O governador de São Paulo, Tarcísio de Freitas, afirmou que o ex-presidente Jair Bolsonaro chegou a conversar com ele em algumas ocasiões sobre a possibilidade de assumir a candidatura do grupo político à Presidência da República. Segundo Tarcísio, no entanto, sua decisão sempre foi permanecer à frente do governo paulista e buscar a reeleição.
As declarações foram feitas durante entrevista ao programa Pânico, da Jovem Pan FM, nesta segunda-feira. O governador explicou que, desde o início das discussões sobre o cenário eleitoral, deixou claro a Bolsonaro que sua prioridade era continuar administrando São Paulo.
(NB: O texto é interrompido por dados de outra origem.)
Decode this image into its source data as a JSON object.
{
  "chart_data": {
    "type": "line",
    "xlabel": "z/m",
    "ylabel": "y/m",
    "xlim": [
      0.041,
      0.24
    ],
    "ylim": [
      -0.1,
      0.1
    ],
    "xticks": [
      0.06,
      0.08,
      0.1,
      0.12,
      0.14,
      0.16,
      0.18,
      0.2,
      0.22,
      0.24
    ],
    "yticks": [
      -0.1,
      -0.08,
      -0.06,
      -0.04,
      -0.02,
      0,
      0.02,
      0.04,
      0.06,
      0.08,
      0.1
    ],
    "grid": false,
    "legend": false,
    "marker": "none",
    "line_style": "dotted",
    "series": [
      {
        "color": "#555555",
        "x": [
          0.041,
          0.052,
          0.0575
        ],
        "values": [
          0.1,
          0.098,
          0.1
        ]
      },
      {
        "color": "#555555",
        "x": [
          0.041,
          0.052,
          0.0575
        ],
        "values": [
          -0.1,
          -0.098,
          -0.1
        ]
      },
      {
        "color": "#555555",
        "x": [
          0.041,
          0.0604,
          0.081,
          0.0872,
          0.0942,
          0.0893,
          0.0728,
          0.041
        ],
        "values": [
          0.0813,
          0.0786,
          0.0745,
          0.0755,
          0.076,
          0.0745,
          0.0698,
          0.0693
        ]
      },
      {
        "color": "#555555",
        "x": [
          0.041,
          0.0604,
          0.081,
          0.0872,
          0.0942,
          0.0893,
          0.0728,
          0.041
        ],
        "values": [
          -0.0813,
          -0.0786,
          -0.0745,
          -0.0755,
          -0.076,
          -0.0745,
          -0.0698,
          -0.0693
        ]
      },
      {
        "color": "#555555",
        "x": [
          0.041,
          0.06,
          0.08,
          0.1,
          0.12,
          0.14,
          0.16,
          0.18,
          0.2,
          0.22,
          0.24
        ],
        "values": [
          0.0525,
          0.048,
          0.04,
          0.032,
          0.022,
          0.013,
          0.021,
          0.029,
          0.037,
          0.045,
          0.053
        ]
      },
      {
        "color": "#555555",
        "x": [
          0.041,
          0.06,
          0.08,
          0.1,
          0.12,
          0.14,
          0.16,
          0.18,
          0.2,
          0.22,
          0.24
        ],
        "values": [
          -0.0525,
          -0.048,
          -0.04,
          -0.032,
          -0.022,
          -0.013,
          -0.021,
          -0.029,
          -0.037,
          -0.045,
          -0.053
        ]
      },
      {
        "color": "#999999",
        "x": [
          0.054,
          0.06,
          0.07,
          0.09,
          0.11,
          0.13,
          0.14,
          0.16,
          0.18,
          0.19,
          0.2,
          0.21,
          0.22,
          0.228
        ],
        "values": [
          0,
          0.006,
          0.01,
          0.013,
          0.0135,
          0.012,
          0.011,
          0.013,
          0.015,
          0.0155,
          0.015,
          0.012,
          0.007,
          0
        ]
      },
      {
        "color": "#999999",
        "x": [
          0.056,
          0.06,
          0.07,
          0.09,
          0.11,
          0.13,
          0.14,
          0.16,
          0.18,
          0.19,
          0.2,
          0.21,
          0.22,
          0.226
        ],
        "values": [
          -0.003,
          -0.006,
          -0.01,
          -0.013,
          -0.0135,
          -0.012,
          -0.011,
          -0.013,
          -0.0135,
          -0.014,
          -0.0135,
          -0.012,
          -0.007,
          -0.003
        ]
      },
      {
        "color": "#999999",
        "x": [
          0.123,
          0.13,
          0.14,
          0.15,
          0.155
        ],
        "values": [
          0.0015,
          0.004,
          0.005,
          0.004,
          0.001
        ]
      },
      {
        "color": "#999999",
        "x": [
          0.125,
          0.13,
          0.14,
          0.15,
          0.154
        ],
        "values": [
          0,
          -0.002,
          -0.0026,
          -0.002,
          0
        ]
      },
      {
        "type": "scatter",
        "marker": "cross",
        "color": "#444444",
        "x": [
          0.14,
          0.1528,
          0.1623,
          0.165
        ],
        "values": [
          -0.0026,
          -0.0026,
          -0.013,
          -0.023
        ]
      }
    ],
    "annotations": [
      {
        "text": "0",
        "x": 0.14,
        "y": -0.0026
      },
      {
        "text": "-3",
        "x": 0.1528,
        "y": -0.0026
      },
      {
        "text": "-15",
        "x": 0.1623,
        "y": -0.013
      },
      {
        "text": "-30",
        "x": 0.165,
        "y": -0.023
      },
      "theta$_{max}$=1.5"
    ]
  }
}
De acordo com Tarcísio, o estado possui o maior colégio eleitoral do país e desempenha papel estratégico para seu grupo político. Na avaliação do governador, deixar o cargo para disputar a Presidência poderia abrir espaço para adversários conquistarem o comando do estado, o que também teria reflexos na disputa nacional.
O chefe do Executivo paulista afirmou que procurou enxergar sua posição dentro de uma lógica coletiva e que sua missão política seria manter a base conservadora fortalecida em São Paulo. Segundo ele, essa função de “contenção” é fundamental para o projeto político defendido pelo grupo ligado ao ex-presidente Bolsonaro.
Tarcísio também declarou estar satisfeito com a experiência à frente do governo paulista. Segundo ele, a população lhe concedeu um importante voto de confiança nas eleições e sua intenção é honrar esse compromisso, dando continuidade aos projetos e programas da atual administração.
Durante a entrevista, o governador reiterou que seu candidato à Presidência da República é o senador Flávio Bolsonaro. Tarcísio ressaltou que sempre afirmou que apoiaria Bolsonaro ou o nome indicado por ele para representar o campo político conservador na disputa nacional.
Segundo o governador, como a escolha recaiu sobre Flávio Bolsonaro, ele trabalhará em favor da candidatura do senador, inclusive coordenando sua campanha em São Paulo. Tarcísio destacou ainda sua lealdade ao ex-presidente, a quem atribui sua entrada na política nacional e a oportunidade de ter ocupado o cargo de ministro da Infraestrutura.
Ao comentar outros nomes da direita que aparecem como possíveis candidatos, Tarcísio elogiou Romeu Zema e Ronaldo Caiado. Apesar disso, avaliou que o cenário eleitoral continua fortemente polarizado e que existe pouco espaço para candidaturas alternativas fora dos dois principais campos políticos.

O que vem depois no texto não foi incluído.